Zimmer New Zealand occupies just over 45 per cent of the building's lettable area, encompassing two of the four office levels. The property has been the company's New Zealand base for the past 10 years. It doubled its tenancy size in February this year and its current lease terms run until mid 2019, with three four-year rights of renewal. Zimmer's rental is adjusted upwards in line with Consumer Price Index (CPI) increases in September each year.
Zimmer New Zealand Ltd is a subsidiary of the American headquartered Zimmer group of healthcare companies, which was founded in 1927 and employs around 9000 people worldwide. It produces a comprehensive range of joint replacement implants, instruments and biologics as well as other surgical and dental equipment.
The company distributes some of these products in New Zealand from the Khyber Pass building, with loading docks on each side of the ground floor of its tenancy, which is close to the Auckland motorway system.
"The company likes the building and location because it is near to the main hospitals that carry out knee and hip replacement surgery and has easy motorway connections," says Caldwell. "This is a growing business given the ageing baby boomer population in New Zealand."
Other tenants include the Government funded Auckland Primary Health Organisation (PHO), which has a new six-year lease; Taxicharge, which provides administration services for shareholder taxi co-operatives throughout New Zealand and has been located in the building for eight years; and Australian-owned The Knowledge Warehouse Unit Trust, which operates a market research and call centre business, focusing on the Australian market, in Auckland, Sydney and Melbourne.
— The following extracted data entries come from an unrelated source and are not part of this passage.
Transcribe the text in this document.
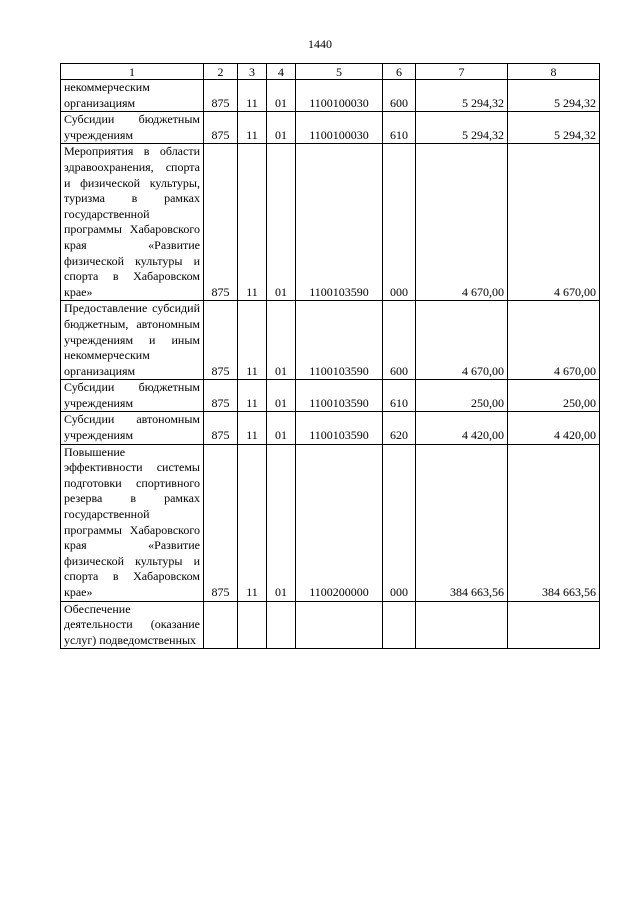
1440
1	2	3	4	5	6	7	8
некоммерческим организациям	875	11	01	1100100030	600	5 294,32	5 294,32
Субсидии бюджетным учреждениям	875	11	01	1100100030	610	5 294,32	5 294,32
Мероприятия в области здравоохранения, спорта и физической культуры, туризма в рамках государственной программы Хабаровского края «Развитие физической культуры и спорта в Хабаровском крае»	875	11	01	1100103590	000	4 670,00	4 670,00
Предоставление субсидий бюджетным, автономным учреждениям и иным некоммерческим организациям	875	11	01	1100103590	600	4 670,00	4 670,00
Субсидии бюджетным учреждениям	875	11	01	1100103590	610	250,00	250,00
Субсидии автономным учреждениям	875	11	01	1100103590	620	4 420,00	4 420,00
Повышение эффективности системы подготовки спортивного резерва в рамках государственной программы Хабаровского края «Развитие физической культуры и спорта в Хабаровском крае»	875	11	01	1100200000	000	384 663,56	384 663,56
Обеспечение деятельности (оказание услуг) подведомственных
The Khyber Pass Rd offering will be the seventh that Maat Consulting has syndicated in the past 3 years. It has successfully syndicated properties in Auckland, Whangarei and Whakatane, with a combined capital value of $60 million and ranging from $4 million to $25.5 million.
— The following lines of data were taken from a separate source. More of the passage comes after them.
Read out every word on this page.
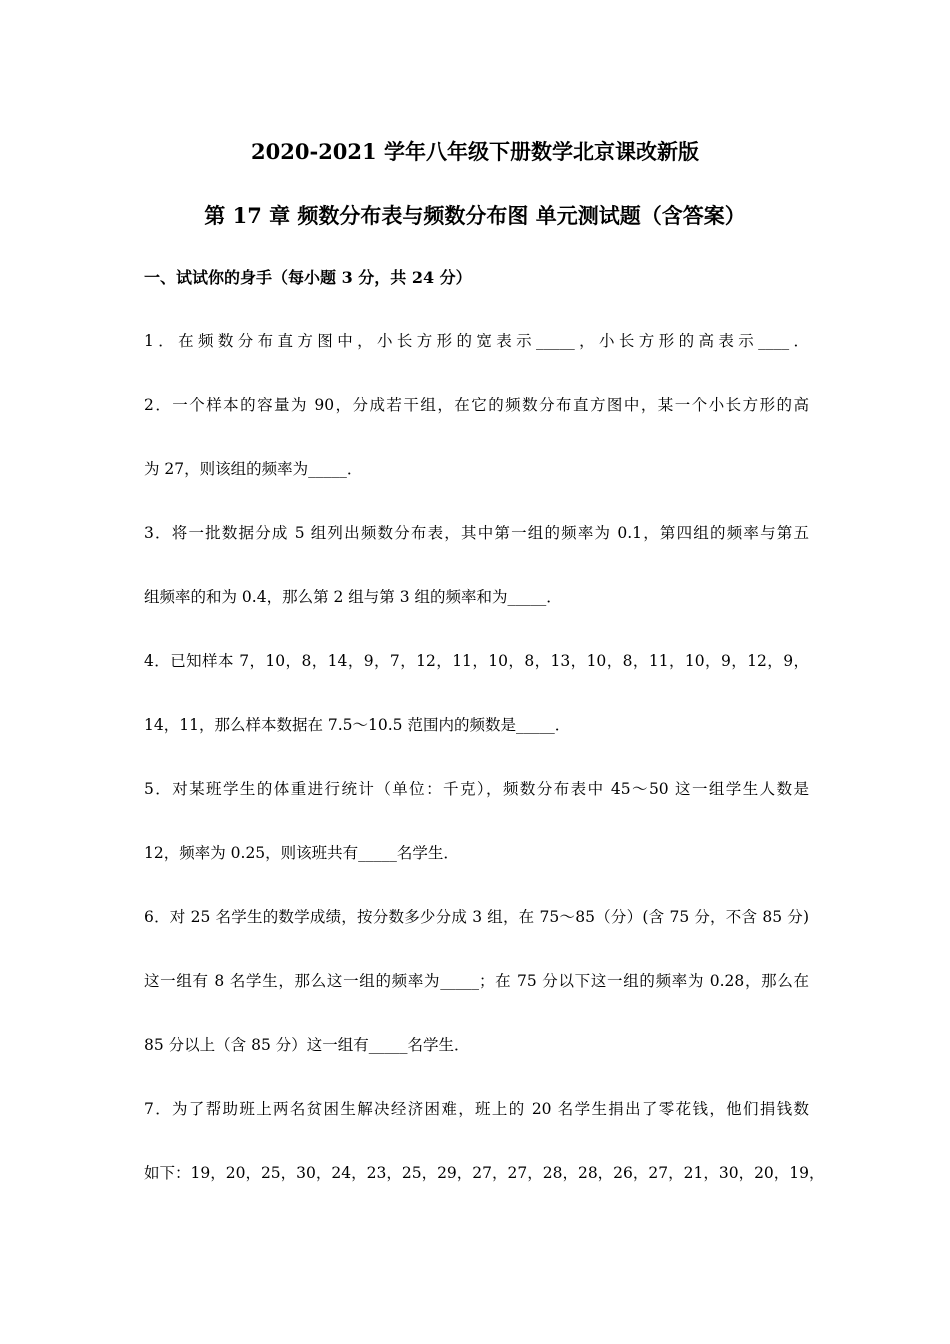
2020-2021 学年八年级下册数学北京课改新版
第 17 章 频数分布表与频数分布图 单元测试题（含答案）
一、试试你的身手（每小题 3 分，共 24 分）
1．在频数分布直方图中，小长方形的宽表示_____，小长方形的高表示____．
2．一个样本的容量为 90，分成若干组，在它的频数分布直方图中，某一个小长方形的高
为 27，则该组的频率为_____．
3．将一批数据分成 5 组列出频数分布表，其中第一组的频率为 0.1，第四组的频率与第五
组频率的和为 0.4，那么第 2 组与第 3 组的频率和为_____．
4．已知样本 7，10，8，14，9，7，12，11，10，8，13，10，8，11，10，9，12，9，
14，11，那么样本数据在 7.5～10.5 范围内的频数是_____．
5．对某班学生的体重进行统计（单位：千克），频数分布表中 45～50 这一组学生人数是
12，频率为 0.25，则该班共有_____名学生．
6．对 25 名学生的数学成绩，按分数多少分成 3 组，在 75～85（分）(含 75 分，不含 85 分)
这一组有 8 名学生，那么这一组的频率为_____；在 75 分以下这一组的频率为 0.28，那么在
85 分以上（含 85 分）这一组有_____名学生．
7．为了帮助班上两名贫困生解决经济困难，班上的 20 名学生捐出了零花钱，他们捐钱数
如下：19，20，25，30，24，23，25，29，27，27，28，28，26，27，21，30，20，19，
About 45 per cent of the purchase price of these properties has been funded by bank loans, with the balance sourced from investor subscriptions. The Khyber Pass property is to be bought for $8,275,000, with a loan of $3,230,750.
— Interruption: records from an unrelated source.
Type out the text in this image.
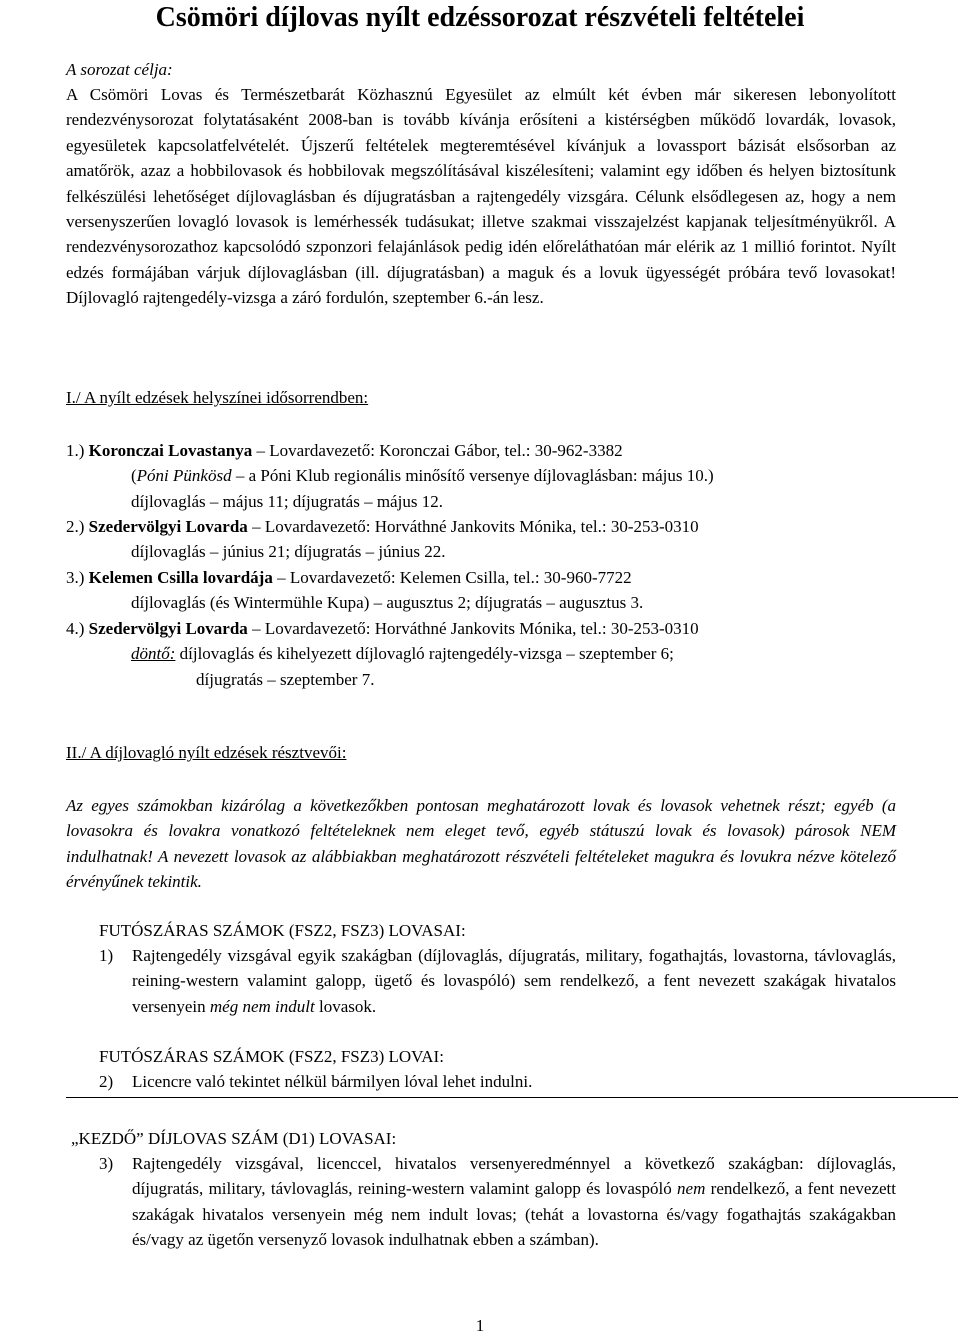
Csömöri díjlovas nyílt edzéssorozat részvételi feltételei
A sorozat célja:
A Csömöri Lovas és Természetbarát Közhasznú Egyesület az elmúlt két évben már sikeresen lebonyolított rendezvénysorozat folytatásaként 2008-ban is tovább kívánja erősíteni a kistérségben működő lovardák, lovasok, egyesületek kapcsolatfelvételét. Újszerű feltételek megteremtésével kívánjuk a lovassport bázisát elsősorban az amatőrök, azaz a hobbilovasok és hobbilovak megszólításával kiszélesíteni; valamint egy időben és helyen biztosítunk felkészülési lehetőséget díjlovaglásban és díjugratásban a rajtengedély vizsgára. Célunk elsődlegesen az, hogy a nem versenyszerűen lovagló lovasok is lemérhessék tudásukat; illetve szakmai visszajelzést kapjanak teljesítményükről. A rendezvénysorozathoz kapcsolódó szponzori felajánlások pedig idén előreláthatóan már elérik az 1 millió forintot. Nyílt edzés formájában várjuk díjlovaglásban (ill. díjugratásban) a maguk és a lovuk ügyességét próbára tevő lovasokat! Díjlovagló rajtengedély-vizsga a záró fordulón, szeptember 6.-án lesz.
I./ A nyílt edzések helyszínei idősorrendben:
1.) Koronczai Lovastanya – Lovardavezető: Koronczai Gábor, tel.: 30-962-3382
(Póni Pünkösd – a Póni Klub regionális minősítő versenye díjlovaglásban: május 10.)
díjlovaglás – május 11; díjugratás – május 12.
2.) Szedervölgyi Lovarda – Lovardavezető: Horváthné Jankovits Mónika, tel.: 30-253-0310
díjlovaglás – június 21; díjugratás – június 22.
3.) Kelemen Csilla lovardája – Lovardavezető: Kelemen Csilla, tel.: 30-960-7722
díjlovaglás (és Wintermühle Kupa) – augusztus 2; díjugratás – augusztus 3.
4.) Szedervölgyi Lovarda – Lovardavezető: Horváthné Jankovits Mónika, tel.: 30-253-0310
döntő: díjlovaglás és kihelyezett díjlovagló rajtengedély-vizsga – szeptember 6;
díjugratás – szeptember 7.
II./ A díjlovagló nyílt edzések résztvevői:
Az egyes számokban kizárólag a következőkben pontosan meghatározott lovak és lovasok vehetnek részt; egyéb (a lovasokra és lovakra vonatkozó feltételeknek nem eleget tevő, egyéb státuszú lovak és lovasok) párosok NEM indulhatnak! A nevezett lovasok az alábbiakban meghatározott részvételi feltételeket magukra és lovukra nézve kötelező érvényűnek tekintik.
FUTÓSZÁRAS SZÁMOK (FSZ2, FSZ3) LOVASAI:
1) Rajtengedély vizsgával egyik szakágban (díjlovaglás, díjugratás, military, fogathajtás, lovastorna, távlovaglás, reining-western valamint galopp, ügető és lovaspóló) sem rendelkező, a fent nevezett szakágak hivatalos versenyein még nem indult lovasok.
FUTÓSZÁRAS SZÁMOK (FSZ2, FSZ3) LOVAI:
2) Licencre való tekintet nélkül bármilyen lóval lehet indulni.
„KEZDŐ” DÍJLOVAS SZÁM (D1) LOVASAI:
3) Rajtengedély vizsgával, licenccel, hivatalos versenyeredménnyel a következő szakágban: díjlovaglás, díjugratás, military, távlovaglás, reining-western valamint galopp és lovaspóló nem rendelkező, a fent nevezett szakágak hivatalos versenyein még nem indult lovas; (tehát a lovastorna és/vagy fogathajtás szakágakban és/vagy az ügetőn versenyző lovasok indulhatnak ebben a számban).
1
Maat also manages all the properties it syndicates on behalf of investors and will be responsible for paying monthly income distributions, arranging monthly financial and property management reports and organising appropriate insurance for the building, as well as overseeing the building's day-to-day property management requirements.
In the investment statement and prospectus for the Khyber Pass offering, Maat says it identified the property as being suitable for investors according to the criteria it applies for syndication: the quality of the building (its condition and location), the quality of the tenants and the projected dividend return of 9.2 per cent with the opportunity for future capital growth.
Caldwell says a company structure was chosen for the syndication because of the tax effectiveness offered by being able to operate it as a portfolio investment entity (PIE).
He says the building has an A Grade IEP seismic evaluation and significant internal renovation work has been undertaken over the past two years by vendor 210 KPR Ltd which also focused on strengthening the property's tenancy profile. Upgrading work undertaken has included refurbishment of common areas including the toilets and lift lobbies, recarpeting and replacement of ceiling tiles in a number of tenancies as well as an upgrading of air conditioning and fire protection. The building has basement parking for 52 cars.
"The property at 210 Khyber Pass Rd is located in a growth area where there is likely to be good tenant demand for premises for the foreseeable future," says Caldwell.